BCLTI is envisioned as a dedicated space for learning, problem-solving, and innovation. Its role is to seed new ideas, grow effective practices, and sustain them over time. The work under the BCLTI is grounded in many Afrocentric philosophies and principles, such as Nguzo Saba, Harambee, etc., which emphasize collective responsibility and mutual care as the foundation for our shared humanity. This grounding reminds us that the solutions BCLTI supports are not imported or imposed but emerge from our collective wisdom, experiences, knowledge systems, and leadership.

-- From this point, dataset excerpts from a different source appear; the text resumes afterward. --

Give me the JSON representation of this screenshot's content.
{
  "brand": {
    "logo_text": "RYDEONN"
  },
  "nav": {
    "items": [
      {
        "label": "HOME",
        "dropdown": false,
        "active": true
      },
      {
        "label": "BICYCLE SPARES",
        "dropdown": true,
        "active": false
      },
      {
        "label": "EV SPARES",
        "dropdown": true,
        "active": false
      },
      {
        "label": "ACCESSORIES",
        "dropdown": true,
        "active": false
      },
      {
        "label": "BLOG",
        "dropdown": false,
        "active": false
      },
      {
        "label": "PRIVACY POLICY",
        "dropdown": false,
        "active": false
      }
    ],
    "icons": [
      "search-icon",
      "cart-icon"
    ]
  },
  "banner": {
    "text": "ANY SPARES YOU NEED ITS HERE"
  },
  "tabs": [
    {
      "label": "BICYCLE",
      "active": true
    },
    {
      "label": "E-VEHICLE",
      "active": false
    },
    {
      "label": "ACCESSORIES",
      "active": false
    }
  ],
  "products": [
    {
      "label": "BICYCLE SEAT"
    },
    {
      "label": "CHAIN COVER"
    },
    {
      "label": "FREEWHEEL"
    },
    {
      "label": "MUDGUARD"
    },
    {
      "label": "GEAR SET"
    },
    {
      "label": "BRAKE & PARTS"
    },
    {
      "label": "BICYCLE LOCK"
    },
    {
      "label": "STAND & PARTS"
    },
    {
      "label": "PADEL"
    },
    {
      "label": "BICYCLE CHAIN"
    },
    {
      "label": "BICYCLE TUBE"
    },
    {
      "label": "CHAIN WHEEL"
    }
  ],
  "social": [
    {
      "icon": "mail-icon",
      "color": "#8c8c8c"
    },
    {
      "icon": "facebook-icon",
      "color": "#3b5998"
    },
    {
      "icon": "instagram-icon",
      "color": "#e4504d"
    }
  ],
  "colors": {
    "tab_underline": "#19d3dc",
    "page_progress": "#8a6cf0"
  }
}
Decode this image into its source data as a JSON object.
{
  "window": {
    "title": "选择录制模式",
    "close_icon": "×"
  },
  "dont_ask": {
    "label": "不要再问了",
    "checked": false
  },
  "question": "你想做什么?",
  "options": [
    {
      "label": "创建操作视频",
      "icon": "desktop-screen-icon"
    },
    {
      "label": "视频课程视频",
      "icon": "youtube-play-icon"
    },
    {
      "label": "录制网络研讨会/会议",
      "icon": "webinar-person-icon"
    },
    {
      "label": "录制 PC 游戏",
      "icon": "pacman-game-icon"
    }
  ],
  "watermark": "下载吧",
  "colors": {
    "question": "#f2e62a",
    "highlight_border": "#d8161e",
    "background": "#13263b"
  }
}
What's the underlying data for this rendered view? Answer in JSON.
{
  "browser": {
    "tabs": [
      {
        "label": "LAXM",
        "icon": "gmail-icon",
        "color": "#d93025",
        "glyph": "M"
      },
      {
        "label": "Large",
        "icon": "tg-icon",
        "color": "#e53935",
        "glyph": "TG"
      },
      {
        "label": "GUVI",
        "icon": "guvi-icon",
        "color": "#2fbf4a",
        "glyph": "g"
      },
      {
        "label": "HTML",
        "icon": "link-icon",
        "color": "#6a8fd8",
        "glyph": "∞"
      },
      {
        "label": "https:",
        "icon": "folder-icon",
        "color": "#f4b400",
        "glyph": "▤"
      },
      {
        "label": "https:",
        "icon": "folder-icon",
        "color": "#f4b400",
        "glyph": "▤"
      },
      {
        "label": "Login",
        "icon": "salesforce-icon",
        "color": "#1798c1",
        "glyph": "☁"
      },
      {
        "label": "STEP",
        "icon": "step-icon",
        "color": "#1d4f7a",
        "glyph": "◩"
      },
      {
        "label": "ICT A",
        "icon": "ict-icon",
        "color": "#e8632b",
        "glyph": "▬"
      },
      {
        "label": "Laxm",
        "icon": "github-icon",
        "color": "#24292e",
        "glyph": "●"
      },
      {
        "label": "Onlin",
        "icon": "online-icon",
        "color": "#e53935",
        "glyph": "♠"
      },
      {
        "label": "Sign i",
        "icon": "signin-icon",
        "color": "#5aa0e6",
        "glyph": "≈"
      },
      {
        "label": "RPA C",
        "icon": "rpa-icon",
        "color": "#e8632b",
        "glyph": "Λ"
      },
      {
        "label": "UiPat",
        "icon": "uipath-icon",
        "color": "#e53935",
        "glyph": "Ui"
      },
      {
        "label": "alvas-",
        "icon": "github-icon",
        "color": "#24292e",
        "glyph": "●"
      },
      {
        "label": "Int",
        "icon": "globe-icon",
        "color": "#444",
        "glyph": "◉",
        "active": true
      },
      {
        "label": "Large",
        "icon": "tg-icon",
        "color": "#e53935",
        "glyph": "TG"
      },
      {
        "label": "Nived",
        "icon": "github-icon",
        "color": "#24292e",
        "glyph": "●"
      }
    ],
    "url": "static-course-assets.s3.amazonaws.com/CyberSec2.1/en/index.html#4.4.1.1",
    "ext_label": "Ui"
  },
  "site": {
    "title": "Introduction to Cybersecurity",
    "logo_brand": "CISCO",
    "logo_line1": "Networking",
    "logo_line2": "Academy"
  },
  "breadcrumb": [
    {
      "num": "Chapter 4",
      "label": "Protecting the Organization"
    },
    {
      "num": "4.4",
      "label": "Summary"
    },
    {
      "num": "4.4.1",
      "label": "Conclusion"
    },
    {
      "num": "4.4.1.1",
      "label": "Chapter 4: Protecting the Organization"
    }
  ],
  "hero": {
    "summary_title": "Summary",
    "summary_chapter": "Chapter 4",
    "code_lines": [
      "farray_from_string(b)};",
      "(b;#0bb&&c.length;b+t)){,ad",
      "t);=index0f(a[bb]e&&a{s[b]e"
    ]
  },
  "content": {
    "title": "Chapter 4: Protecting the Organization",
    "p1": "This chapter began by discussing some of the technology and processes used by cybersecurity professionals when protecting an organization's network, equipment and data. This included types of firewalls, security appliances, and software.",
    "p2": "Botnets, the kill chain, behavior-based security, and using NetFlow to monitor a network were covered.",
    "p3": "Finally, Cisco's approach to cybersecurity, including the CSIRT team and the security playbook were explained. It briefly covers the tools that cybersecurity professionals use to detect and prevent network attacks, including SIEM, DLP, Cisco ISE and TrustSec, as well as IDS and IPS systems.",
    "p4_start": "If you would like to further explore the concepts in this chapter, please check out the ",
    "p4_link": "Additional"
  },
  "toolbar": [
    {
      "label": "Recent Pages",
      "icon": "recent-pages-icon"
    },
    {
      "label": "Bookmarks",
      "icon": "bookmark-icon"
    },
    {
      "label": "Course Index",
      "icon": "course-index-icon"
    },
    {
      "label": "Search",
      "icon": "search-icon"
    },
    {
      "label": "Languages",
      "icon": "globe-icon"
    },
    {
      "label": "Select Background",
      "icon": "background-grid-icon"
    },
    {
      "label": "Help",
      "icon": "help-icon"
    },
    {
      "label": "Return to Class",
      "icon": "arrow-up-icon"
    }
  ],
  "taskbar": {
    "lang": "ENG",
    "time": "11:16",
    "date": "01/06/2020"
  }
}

BCLTI also looks outward in ways that strengthen connections between Black community organizations and the broader systems that shape their efforts. By bringing various stakeholders, including funders, evaluation practitioners, researchers, public policy leaders together, BCLTI helps foster more transparent, informed, and collaborative relationships and a shared responsibility to bring about better outcomes for Black communities. Recent partnership with the Region of Peel has created opportunities to strengthen the evaluation capacity of B3s and nonprofits. These efforts not only support organizations in telling the impact story of their funding relationships but also help explore how funding and evaluation practices can be improved to produce better outcomes for Black communities.
This commitment to shared learning is grounded in BCLTI’s core values. The institute creates space to test and pilot new ideas, examining their feasibility, impact, and potential for broader application. It advances knowledge through research and reflection, ensuring that learning informs practice and strengthens decision-making across organizations. BCLTI also nurtures emerging initiatives and ideas, ensuring they have the support needed to take root and grow. By embedding testing, learning, and incubation into its work, the institute helps cultivate approaches that are responsive to community realities and capable of driving long-term transformation.

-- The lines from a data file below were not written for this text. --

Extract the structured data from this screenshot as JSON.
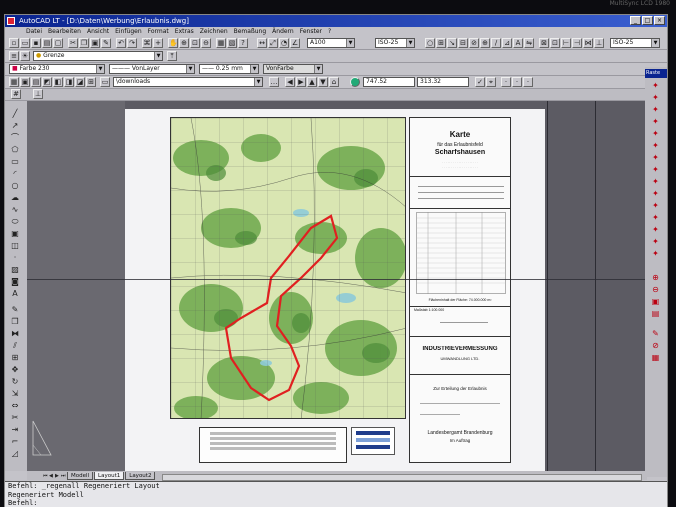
{
  "window": {
    "title": "AutoCAD LT - [D:\\Daten\\Werbung\\Erlaubnis.dwg]"
  },
  "menu": [
    "Datei",
    "Bearbeiten",
    "Ansicht",
    "Einfügen",
    "Format",
    "Extras",
    "Zeichnen",
    "Bemaßung",
    "Ändern",
    "Fenster",
    "?"
  ],
  "toolbar": {
    "dimstyle_text": "A100",
    "textstyle_text": "ISO-25",
    "textstyle_text2": "ISO-25",
    "layer_text": "Grenze",
    "color_text": "Farbe 230",
    "linetype_text": "VonLayer",
    "lineweight_text": "0.25 mm",
    "plotstyle_text": "VonFarbe",
    "folder_text": "\\downloads",
    "coord_x": "747.52",
    "coord_y": "313.32"
  },
  "palette": {
    "raster_label": "Raste"
  },
  "drawing_sheet": {
    "title": "Karte",
    "subtitle_line1": "für das Erlaubnisfeld",
    "field_name": "Scharfshausen",
    "company": "INDUSTRIEVERMESSUNG",
    "company_sub": "UMWANDLUNG LTD.",
    "scale": "Maßstab 1:100.000",
    "grant_text": "Zur Erteilung der Erlaubnis",
    "authority": "Landesbergamt Brandenburg",
    "authority_sub": "Im Auftrag",
    "area_note": "Flächeninhalt der Fläche: 74.000.000 m²"
  },
  "layout_tabs": {
    "tabs": [
      "Modell",
      "Layout1",
      "Layout2"
    ],
    "active_index": 1
  },
  "command_line": {
    "line1": "Befehl:  _regenall Regeneriert Layout",
    "line2": "Regeneriert Modell",
    "line3": "Befehl:"
  },
  "bezel": {
    "brand_text": "MultiSync LCD 1980"
  },
  "colors": {
    "title_bar": "#0a2490",
    "boundary_line": "#e02020",
    "map_green": "#7fb85a",
    "map_light": "#dfe9b8",
    "drawing_bg": "#5c5b63"
  }
}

First learning engagements
BCLTI will deliver its mission through a series of learning engagements. Two inaugural engagements are now open:
Future programming will expand into spotlighting community initiatives across Canada, the Diaspora, and the African continent.

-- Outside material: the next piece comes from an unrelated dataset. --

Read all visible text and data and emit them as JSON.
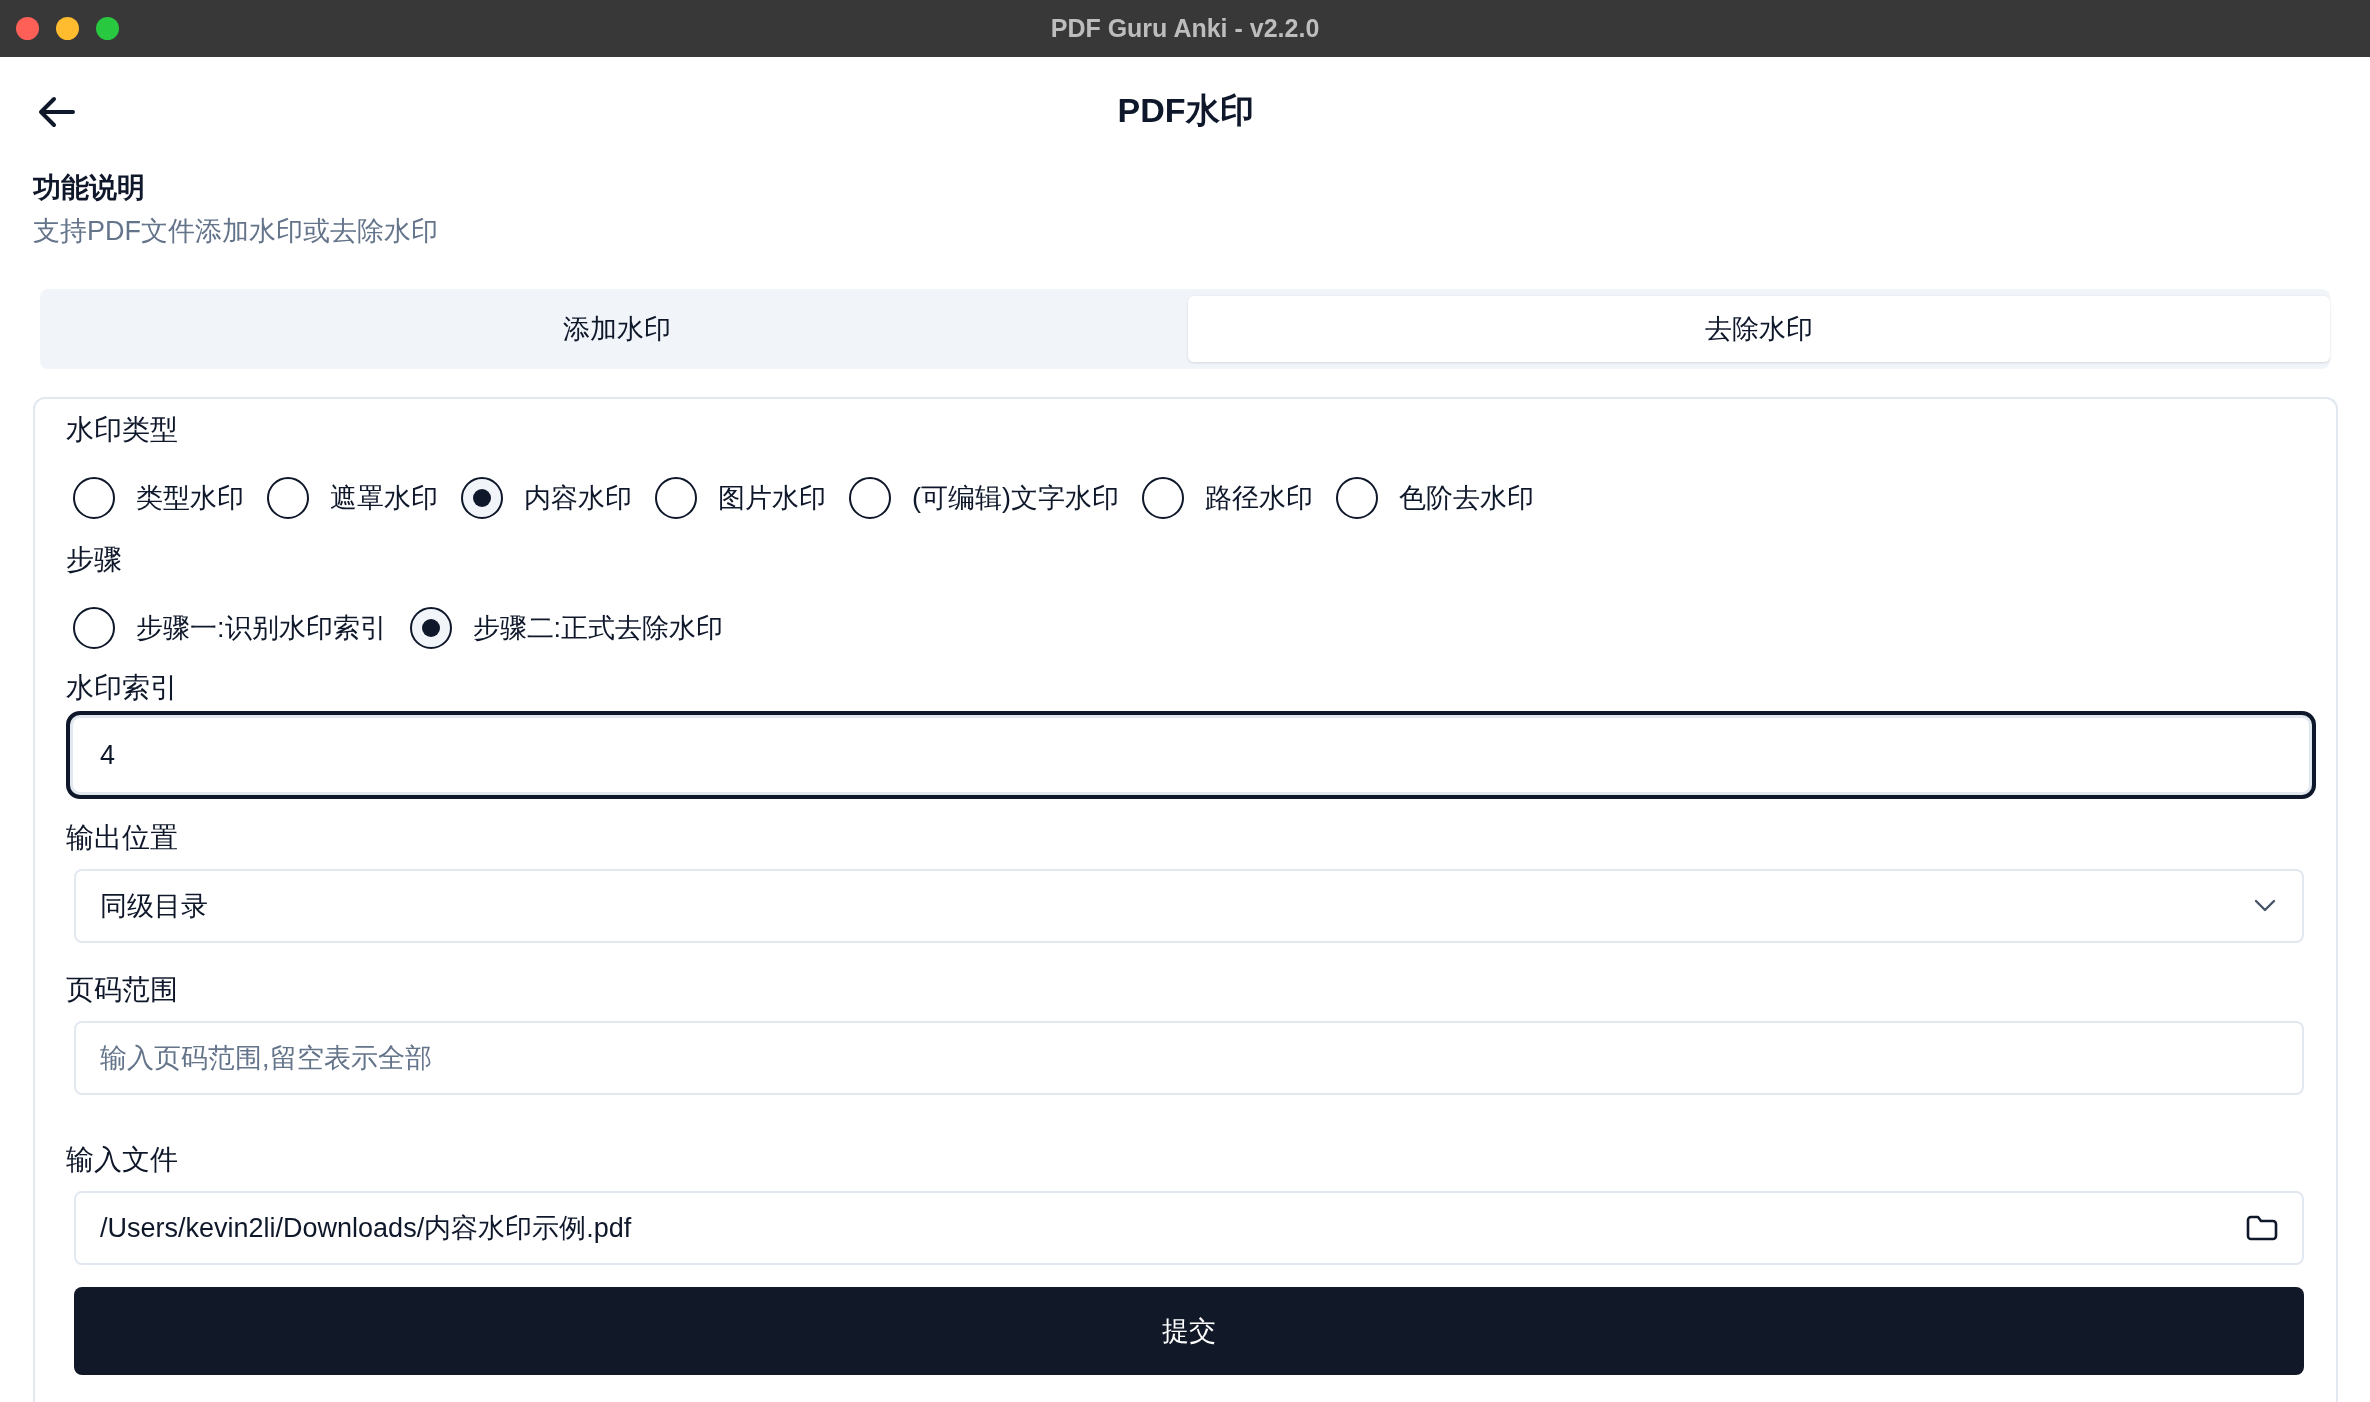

A call to collective action
The launch of BCLTI is both a milestone and an invitation. It is a milestone because it signals a renewed commitment to strengthen and sustain the Black community sector in Canada. It is an invitation because the institute’s success depends on collaboration with B3s and nonprofits, with funders, with evaluation practitioners and researchers, and with allies who are committed to systems transformation.
Together, we can help ensure that B3s, nonprofits, and the broader ecosystem are equipped not only to meet today’s challenges but to shape and contribute to the conditions for a better tomorrow.
BCLTI is more than a learning institute. It is a commitment to transformation that honours the interests of Black communities and helps to lay the foundation for a more equitable and just future in Canada.